The test ended in disaster, but in a strange twist of events, it would prove to be the project's salvation. STAVKA, upon hearing what Katyusha 1 could do to a receiver plant, realised that it could do the same to a fortified military building or an armoured tank. At the same time, with the increasing fear of the possibility of the Allies bombarding Comintern cities from orbit, the Comintern sought an equally spectacular weapon of their own, and the Katyusha project, surprisingly enough, seemed like what they had been looking for. And in the words of Air Force Commander Curtis LeMay "If we don't weaponise this tech, the limeys will."
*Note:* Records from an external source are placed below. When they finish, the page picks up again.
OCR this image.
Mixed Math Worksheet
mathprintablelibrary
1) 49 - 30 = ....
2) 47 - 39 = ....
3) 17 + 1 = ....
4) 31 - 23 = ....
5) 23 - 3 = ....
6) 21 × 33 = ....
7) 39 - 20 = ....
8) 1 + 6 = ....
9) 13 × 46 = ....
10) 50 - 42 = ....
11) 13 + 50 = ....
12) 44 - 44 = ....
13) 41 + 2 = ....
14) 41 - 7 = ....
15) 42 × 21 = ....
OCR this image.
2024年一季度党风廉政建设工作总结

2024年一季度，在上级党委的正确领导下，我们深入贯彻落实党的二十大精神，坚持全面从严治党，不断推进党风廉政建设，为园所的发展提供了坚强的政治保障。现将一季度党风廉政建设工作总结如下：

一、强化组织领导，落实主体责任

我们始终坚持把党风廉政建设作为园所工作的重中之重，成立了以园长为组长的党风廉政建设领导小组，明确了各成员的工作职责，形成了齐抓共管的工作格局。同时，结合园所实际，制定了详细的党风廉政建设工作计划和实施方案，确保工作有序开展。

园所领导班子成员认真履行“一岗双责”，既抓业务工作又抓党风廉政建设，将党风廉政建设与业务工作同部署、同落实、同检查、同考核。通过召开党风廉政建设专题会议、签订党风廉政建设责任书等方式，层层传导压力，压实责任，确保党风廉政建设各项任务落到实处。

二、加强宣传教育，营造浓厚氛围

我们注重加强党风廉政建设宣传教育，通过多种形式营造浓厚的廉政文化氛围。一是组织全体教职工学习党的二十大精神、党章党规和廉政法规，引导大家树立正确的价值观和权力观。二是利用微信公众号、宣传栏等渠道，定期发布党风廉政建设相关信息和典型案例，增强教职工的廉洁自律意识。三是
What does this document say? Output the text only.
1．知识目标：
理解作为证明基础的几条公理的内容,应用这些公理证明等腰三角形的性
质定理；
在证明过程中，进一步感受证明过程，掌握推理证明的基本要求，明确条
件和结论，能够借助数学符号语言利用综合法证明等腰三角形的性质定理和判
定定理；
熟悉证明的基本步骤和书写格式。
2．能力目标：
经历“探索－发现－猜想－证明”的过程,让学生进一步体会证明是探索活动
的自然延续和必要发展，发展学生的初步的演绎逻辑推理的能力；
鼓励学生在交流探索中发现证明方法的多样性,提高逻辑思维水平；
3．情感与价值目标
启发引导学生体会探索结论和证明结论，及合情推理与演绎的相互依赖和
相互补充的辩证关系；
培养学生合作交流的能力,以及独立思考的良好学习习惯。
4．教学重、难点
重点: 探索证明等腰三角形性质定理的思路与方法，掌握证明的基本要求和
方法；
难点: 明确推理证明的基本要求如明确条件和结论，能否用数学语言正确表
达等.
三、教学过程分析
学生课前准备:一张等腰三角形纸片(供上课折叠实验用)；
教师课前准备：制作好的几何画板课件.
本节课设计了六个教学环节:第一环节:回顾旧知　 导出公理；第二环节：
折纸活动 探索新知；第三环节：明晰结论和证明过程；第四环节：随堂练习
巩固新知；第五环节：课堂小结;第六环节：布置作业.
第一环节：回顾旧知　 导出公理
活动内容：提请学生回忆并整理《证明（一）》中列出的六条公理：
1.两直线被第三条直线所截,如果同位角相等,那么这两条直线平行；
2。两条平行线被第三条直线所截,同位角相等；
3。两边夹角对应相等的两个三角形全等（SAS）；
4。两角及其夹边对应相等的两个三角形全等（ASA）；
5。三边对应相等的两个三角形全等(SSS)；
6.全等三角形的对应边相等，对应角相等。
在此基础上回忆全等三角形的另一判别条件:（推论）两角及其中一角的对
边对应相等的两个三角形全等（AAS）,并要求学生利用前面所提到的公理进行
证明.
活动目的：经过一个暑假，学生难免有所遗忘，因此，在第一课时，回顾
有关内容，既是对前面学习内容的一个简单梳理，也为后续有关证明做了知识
Before long, the Katyusha project was transferred to the Revolutionary International Military. The initial scientists working on the project were moved to Iran to work with the Space Marine and given a large budget for them to continue improving the technologies in the project. The designation of "Katyusha" would be retained due to its potential as an artillery piece, much like the venerable MRLS trucks that had won so much notoriety in the second world war.
Though the Comintern officially stated that the Katyusha Solar Power Satellite Network would still have the purpose of power generation, and while work continued on improving the solar energy collection plants to prevent a repeat of Katyusha 1, the main focus was now clearly on the military aspect of the project; just around this time, tensions with the Alliance of Free States were rising, and the members of the Communist International were looking for every weapon that was available. Research was poured into improving the electrobeam's power output, and work was begun on a mobile ground based targeting platform that would allow for precise targeting of the satellite's solar beam.
This platform would become the SATV-26S Katyusha Cannon Target Designator Vehicle, a name that would quickly be shortened to Katyusha Spotter Walker. By december 1965, shortly before the start of the third world war; more than three thousand miliary Katyusha satellites had been launched and they would be needing every one of them.
With the outbreak of hostilities, the Comintern pushed even harder for the Katyusha project to be expanded. Satellites were launched at a breakneck pace and walkers were being mobilised as quickly as crews could be found for them. The Katyusha would make its combat debut later in the year, destroying an Allied outpost in New England. Before long, other Allied bases around the globe began to fall to the scorching heat of the Katyusha satellites' beams and assaults were increasingly stonewalled by the ability of the walkers to become temporarily invulnerable.